Honda Promotes Sustainability at Car Dealers—and at Home



Honda wants to be at the forefront of automotive brands by expanding its sustainability commitment, which put it at #3 on Interbrand's latest Best Global Green Brands ranking.

Its latest efforts takes it beyond beyond the alternative-energy vehicles, energy-efficient factories and green marketing that seemingly every car company is doing these days. The Japanese automaker's forays into green dealerships and smart home technology demonstrate its willingness to push the sustainability frontier forward within its industry.

As part of an ongoing program that the company says has helped 45 Honda and Acura dealers in the U.S. reduce their annual CO2 emissions by approximately 5,000 tons and cut their cumulative annual operating costs by more than $800,000, Honda's new Green Dealer Guide aims to help dealerships and other commercial buildings with high energy loads become more energy efficient.

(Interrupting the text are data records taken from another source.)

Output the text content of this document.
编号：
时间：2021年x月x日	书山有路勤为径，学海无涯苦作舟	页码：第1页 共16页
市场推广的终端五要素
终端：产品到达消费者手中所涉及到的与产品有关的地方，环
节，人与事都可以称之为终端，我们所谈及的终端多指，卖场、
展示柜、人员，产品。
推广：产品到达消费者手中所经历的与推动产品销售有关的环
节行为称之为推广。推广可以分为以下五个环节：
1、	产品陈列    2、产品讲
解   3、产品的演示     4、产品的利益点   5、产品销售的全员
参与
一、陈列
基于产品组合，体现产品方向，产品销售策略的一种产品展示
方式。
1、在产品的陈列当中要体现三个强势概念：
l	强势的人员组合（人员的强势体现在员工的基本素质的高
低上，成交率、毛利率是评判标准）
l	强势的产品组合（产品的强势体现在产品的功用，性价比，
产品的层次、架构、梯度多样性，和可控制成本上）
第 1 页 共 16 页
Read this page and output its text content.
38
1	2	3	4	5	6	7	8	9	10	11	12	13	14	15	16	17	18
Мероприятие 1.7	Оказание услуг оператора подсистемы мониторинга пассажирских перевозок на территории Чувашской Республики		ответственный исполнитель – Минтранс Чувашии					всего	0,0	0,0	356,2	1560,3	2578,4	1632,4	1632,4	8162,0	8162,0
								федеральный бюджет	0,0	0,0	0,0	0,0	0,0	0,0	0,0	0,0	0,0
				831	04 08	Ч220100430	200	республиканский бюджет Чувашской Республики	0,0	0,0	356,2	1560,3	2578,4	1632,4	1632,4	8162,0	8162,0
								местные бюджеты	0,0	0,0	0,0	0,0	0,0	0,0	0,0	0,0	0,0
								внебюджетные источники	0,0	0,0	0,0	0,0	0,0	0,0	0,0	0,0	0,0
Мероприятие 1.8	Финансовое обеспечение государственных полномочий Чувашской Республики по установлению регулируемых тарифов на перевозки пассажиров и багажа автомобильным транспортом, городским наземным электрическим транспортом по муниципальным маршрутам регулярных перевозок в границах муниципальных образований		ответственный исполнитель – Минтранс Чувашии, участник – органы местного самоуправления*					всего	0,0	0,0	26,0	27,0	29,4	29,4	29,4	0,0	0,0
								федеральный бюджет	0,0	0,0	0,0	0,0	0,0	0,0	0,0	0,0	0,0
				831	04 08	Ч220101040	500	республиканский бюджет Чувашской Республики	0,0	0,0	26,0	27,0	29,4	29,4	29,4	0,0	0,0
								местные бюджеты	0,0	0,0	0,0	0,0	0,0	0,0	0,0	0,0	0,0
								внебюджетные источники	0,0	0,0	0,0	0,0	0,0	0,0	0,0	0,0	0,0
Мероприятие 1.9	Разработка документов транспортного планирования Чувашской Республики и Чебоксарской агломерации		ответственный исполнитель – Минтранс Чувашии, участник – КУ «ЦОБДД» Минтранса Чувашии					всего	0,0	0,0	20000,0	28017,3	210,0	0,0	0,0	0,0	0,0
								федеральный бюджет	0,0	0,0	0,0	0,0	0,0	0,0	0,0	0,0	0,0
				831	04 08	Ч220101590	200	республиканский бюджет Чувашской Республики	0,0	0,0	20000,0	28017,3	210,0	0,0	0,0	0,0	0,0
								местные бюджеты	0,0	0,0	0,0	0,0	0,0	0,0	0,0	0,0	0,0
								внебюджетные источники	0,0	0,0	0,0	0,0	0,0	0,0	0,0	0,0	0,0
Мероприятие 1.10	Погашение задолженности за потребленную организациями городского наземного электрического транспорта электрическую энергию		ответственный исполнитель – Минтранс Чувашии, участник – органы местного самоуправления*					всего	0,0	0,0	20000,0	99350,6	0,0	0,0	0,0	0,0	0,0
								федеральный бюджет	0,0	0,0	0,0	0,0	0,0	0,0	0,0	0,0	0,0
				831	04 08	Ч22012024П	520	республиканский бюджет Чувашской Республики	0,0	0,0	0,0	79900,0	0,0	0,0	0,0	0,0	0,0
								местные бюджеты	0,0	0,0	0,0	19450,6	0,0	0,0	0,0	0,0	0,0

Honda's reasons for doing so range beyond just being a responsible environmental citizen. "We have heard through multiple engagements with customers and dealers that this is an important part of the consideration for purchasing vehicles," Ryan Harty, manager of Honda's U.S. Environmental Business Development Office (EBDO), told brandchannel.

The 93-page guide instructs its dealers on how to reduce their energy consumption and save money on utilities as well as show off their own green chops. The recommendations include things like investing in an efficient rooftop HVAC system with advanced controls, installing LED lighting with automatic controls, recycling waste, using native landscaping and putting in high-speed garage doors in the service department to cut loss of heat or conditioned air. Although the guide synthesizes many of the general guidelines that Honda has collected over the last three years, the company also says it's willing to customize a plan for each dealer.

American auto dealers are accustomed to growing demands from car brands to invest hundreds of thousands of dollars in their dealerships in order to achieve the brand's standards for design and expression, and to expand and train staff to familiarize themselves with increasingly complex infotainment technologies in vehicles. So it's understandable that some automotive retailers—who are, after all, independent entrepreneurs—might balk at ponying up still more capital investment for extra energy-efficiency measures.

What's more, Honda shows them how "a 10-percent reduction in [energy and water] costs is very achievable," Raminta Jautokas, program manager for Green Dealer, told brandchannel. "We understand that these are businesses we don't own, so we have an incentive and a carrot for them. It's a win-win situation."



The guide is the product of American Honda's Environmental Business Development Office (EBDO), a 3-year-old initiative that was established to reduce the environmental impact of Honda's operations and create "achievable pathways to enable a low carbon lifestyle for Honda customers."

Among other projects, EBDO launched Honda's recent Smart Home initiative to show off how energy-management technologies in houses can interface with electric vehicles—a major theme at the upcoming International Consumer Electronics Show.

"We want people to have confidence that Honda is a sustainable brand, and has those values, and that's kind of inseparable from the overall brand experience," Harty said. "Honda has consistently been a leader in environmental performance, and people expect that of us."